The effects of amidophosphonate ligand immobilization method on the uranium extraction efficiency of functionalized silica

• Grafted and impregnated silica supports investigated as uranium extractants. • Selective uranium extraction from sulfate acid solutions with competing cations. • Both materials show similar uranium extraction mechanism in low sulfates conditions. • Grafted functional groups compete poorly with high concentrated sulfates. • High mobility of impregnated groups improves efficiency and selectivity. The effects on the uranium extraction efficiency of the functionalization method of three kinds of functionalized silica materials were evaluated in low sulfate (pH = 2) and high sulfate (pH = 1) solutions, with compositions representative of typical effluents from uranium mines and leaching solutions from uranium ore treatment, respectively.
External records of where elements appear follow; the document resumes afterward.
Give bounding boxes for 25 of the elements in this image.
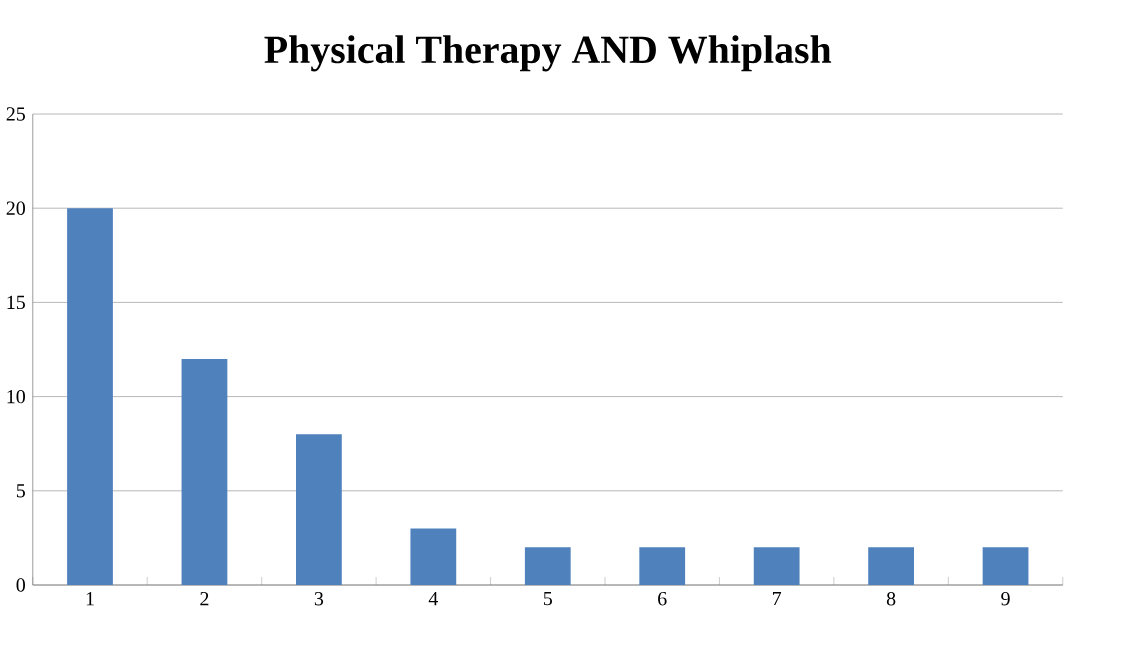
x-tick-label: 1 [86, 592, 94, 606]
bar [67, 208, 113, 585]
bar [181, 358, 228, 585]
x-tick-label: 9 [1001, 592, 1010, 606]
y-tick-label: 0 [16, 578, 25, 592]
bar [524, 547, 571, 585]
chart-title: Physical Therapy AND Whiplash [264, 35, 832, 72]
y-tick-label: 10 [7, 389, 25, 404]
bar [639, 547, 686, 585]
y-tick-label: 25 [6, 107, 25, 121]
bar [296, 434, 342, 585]
x-tick-label: 3 [314, 592, 324, 606]
x-tick-label: 7 [772, 592, 782, 606]
bar [868, 547, 914, 585]
y-tick-label: 20 [6, 201, 25, 215]
x-tick-label: 4 [428, 592, 439, 606]
y-tick-label: 5 [16, 484, 25, 498]
x-tick-label: 2 [200, 592, 209, 606]
x-tick-label: 6 [658, 592, 667, 606]
bar [753, 547, 800, 585]
bar [410, 528, 457, 585]
x-tick-label: 5 [543, 592, 552, 606]
bar [982, 547, 1029, 585]
x-tick-label: 8 [886, 592, 896, 606]
y-tick-label: 15 [7, 295, 25, 310]
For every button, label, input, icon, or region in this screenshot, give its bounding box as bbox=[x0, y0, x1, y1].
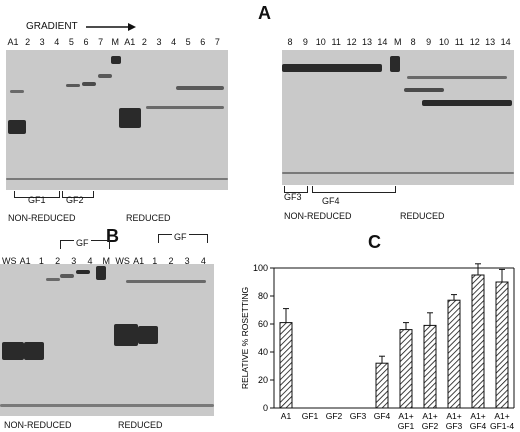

Silica supports were functionalized with amidophosphonate moieties either by peptide grafting or by non-covalent impregnation. Prior to impregnation, the surface of the silica supports was modified with either alkyl chains or ionic liquid groups. The selectivity of the modified silica supports for uranium was determined in the presence of iron and molybdenum as competing cations. Our results show that both incorporation methods yield materials with good extraction efficiency and selectivity in low sulfate solutions. EXAFS data indicate that uranyl species have to first be desulfurized to be extracted by the phosphonate ligand. This process appears more energetically favorable for the impregnated ligands than for the grafted ones under high sulfate conditions; likely because the grafted ligands compete less efficiently with the bidentate sulfates coordination in uranyl coordination sphere. Impact of immobilization method of functional groups onto silica support to provide a promising uranium extraction capacity and a high selectivity versus iron and molybdenum.